Page 89 of Sweet Somethings

"What are you trying to prove, Juliette?"

"What do you mean?" she asked warily.

"You're not superhuman. You can't bake everything everyone wants you to make."

"I'm building a business, Roman. I have to put myself out there. I have to push right now."

"Is it really just about building the bakery up?"

She didn't like the challenge in his voice or the way he was looking at her, as if he knew something about her she didn't know—or didn't want to know. "What does that mean?"

"Forget it."

She sat up straighter. "No, I'm not going to forget it. You want to say something, say it."

"Fine. I think your reasons for taking on so much work, not to mention solving other people's problems, are more about keeping yourself too busy to think. You're running away from yourself."

"That's ridiculous."

"No, it's not. You came back here to recapture your childhood, but I'm guessing that the memories aren't as sharp as you thought they would be, that you don't feel your parents' presence, you don't hear their laughter, you can't remember what their favorite foods were or what flowers your mom planted in the spring every year. As long as you're fixing other people's lives and working at a breakneck pace, you don't have to acknowledge that."

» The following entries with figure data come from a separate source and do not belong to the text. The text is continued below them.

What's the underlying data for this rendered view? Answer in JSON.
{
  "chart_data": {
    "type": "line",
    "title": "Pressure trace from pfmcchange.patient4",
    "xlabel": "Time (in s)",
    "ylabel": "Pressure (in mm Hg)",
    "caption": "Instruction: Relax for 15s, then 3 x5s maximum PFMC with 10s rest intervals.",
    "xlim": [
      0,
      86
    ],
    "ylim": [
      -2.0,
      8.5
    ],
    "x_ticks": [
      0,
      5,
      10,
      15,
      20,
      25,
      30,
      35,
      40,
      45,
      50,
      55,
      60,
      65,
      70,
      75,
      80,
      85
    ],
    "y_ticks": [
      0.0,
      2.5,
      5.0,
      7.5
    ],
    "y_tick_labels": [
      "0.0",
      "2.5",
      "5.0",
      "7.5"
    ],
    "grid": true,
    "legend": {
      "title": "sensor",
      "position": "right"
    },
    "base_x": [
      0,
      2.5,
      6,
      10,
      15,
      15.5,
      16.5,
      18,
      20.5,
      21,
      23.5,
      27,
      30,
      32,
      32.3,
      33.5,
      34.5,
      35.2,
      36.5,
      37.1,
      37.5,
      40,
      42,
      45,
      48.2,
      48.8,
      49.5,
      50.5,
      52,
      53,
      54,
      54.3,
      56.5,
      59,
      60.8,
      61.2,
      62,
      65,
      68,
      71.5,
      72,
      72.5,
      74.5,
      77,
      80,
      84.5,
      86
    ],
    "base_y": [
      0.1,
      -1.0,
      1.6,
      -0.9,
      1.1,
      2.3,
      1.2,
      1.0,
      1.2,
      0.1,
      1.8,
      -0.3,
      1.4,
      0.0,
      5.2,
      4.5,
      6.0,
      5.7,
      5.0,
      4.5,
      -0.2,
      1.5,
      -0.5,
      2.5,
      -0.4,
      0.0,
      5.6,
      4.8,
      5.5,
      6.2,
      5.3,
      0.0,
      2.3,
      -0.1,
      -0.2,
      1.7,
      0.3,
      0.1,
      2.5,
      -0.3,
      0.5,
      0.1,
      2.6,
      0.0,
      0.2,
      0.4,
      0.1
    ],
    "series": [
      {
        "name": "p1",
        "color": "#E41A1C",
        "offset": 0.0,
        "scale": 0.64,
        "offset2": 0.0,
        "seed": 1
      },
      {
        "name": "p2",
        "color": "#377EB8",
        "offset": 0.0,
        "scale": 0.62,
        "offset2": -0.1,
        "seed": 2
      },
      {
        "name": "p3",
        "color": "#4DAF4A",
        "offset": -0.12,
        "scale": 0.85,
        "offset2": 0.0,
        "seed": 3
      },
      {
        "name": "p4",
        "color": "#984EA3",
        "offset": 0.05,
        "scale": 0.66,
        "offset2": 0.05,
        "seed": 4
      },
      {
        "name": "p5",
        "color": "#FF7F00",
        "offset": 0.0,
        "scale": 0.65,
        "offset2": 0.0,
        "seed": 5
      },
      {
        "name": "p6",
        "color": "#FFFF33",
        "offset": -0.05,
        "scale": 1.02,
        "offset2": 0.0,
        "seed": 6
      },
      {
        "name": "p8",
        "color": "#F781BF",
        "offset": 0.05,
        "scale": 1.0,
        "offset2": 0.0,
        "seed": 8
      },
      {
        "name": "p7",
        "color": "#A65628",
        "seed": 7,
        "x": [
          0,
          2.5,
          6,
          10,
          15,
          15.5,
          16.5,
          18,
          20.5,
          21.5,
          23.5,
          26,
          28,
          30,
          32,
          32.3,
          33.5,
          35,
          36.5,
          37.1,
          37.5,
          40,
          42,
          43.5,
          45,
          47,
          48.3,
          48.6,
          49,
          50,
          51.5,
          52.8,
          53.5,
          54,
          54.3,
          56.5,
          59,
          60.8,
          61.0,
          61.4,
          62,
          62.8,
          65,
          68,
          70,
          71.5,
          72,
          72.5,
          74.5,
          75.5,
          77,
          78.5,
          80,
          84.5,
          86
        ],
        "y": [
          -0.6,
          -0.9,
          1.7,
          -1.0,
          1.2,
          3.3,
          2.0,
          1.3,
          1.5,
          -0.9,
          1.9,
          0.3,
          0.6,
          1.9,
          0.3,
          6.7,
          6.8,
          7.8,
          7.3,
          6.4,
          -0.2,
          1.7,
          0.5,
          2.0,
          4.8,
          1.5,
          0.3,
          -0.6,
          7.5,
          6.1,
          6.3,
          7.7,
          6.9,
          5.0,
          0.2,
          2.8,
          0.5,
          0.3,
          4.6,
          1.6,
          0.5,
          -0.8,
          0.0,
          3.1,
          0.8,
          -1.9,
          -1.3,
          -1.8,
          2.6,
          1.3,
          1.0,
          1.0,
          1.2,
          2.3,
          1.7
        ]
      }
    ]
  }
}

She stared back at him. She'd once thought he was a man of few words, but he certainly seemed to have plenty to say now.

"I'm not trying to hurt you," Roman added, regret in his eyes. "But you have to slow your pace down, or you'll burn out or drop from exhaustion. I don't want to see that happen. And I have seen it happen."

"Are you talking about yourself now?"

"Yes. I was guilty of a similar obsession when I first got into the Corps. I had to be the best at everything. I had to prove I was not the irresponsible kid everyone thought I was. I was relentless in my ambition to be better than I used to be."

"There's nothing wrong with ambition, with wanting to be the best."

"As long as you're honest about it. I thought if I could be someone else, someone better, that would change everything. I could say I'm a soldier and nothing else would matter. I would suddenly be transformed. But that's not the way it worked. I was a good soldier, but I was also a kid who grew up with an addict for a mother. I had to learn how to trust in the people next to me, not just myself."

It was the most revealing thing he'd ever said about himself, and she was touched that he trusted her enough to share his story. "How did you learn how to stop running away from yourself, how to trust?" she asked.

"My staff sergeant locked me up for twenty-four hours one day. He told me when I was done fighting myself, then I could fight for others. Only then could I be the soldier he needed me to be. I was nineteen at the time and mad as hell about it, but all those hours with nothing else to do did finally make me stop and think about everything. He was right. I was a better soldier after that." He paused. "And you'd be a better baker if you didn't take on such a ridiculous amount of work, if you acknowledged that you can be happy even if you don't remember or relive every moment of the past."

"You're not exactly…wrong," she said slowly. "I did think that coming home would feel more like home than it has. Don't get me wrong; I love Fairhope. But it's not the same. And I don't see my parents around every corner the way I thought I would." She paused. "I feel better when I bake. I can control my kitchen. Everything turns out beautiful. Outside, it's not always that way."

"No, it's not."

"But I mostly take on too much work, because I hate disappointing people. I don't like to say no. I don't want to be seen as weak or unable to manage my business. It's my dream job, and I have to be successful. There's nothing else I want to do. This is it."

He nodded. "I get it. But you can say no and still be successful."

"I'm going to have to work on that."

"I'm sorry if I came on too strong," he said.

"I guess I should be grateful you didn't try to lock me up somewhere for twenty-four hours," she said dryly. "Did that really happen, or were you embellishing?"

"It really happened," he said with a smile. "I was a hardhead. He wanted to knock some sense into me. It worked."

"Do you…" She hesitated over her next question, then decided since they were being so honest, she would ask it. "Do you forgive your mother for the way she treated you?"

He thought about her question. "Yes," he said finally. "It's taken a long time, and sometimes I still feel some anger, but I know that her addictions were always about her, not about me. She loved me, but she wasn't meant to be a mother."

"That seems like a very healthy perspective."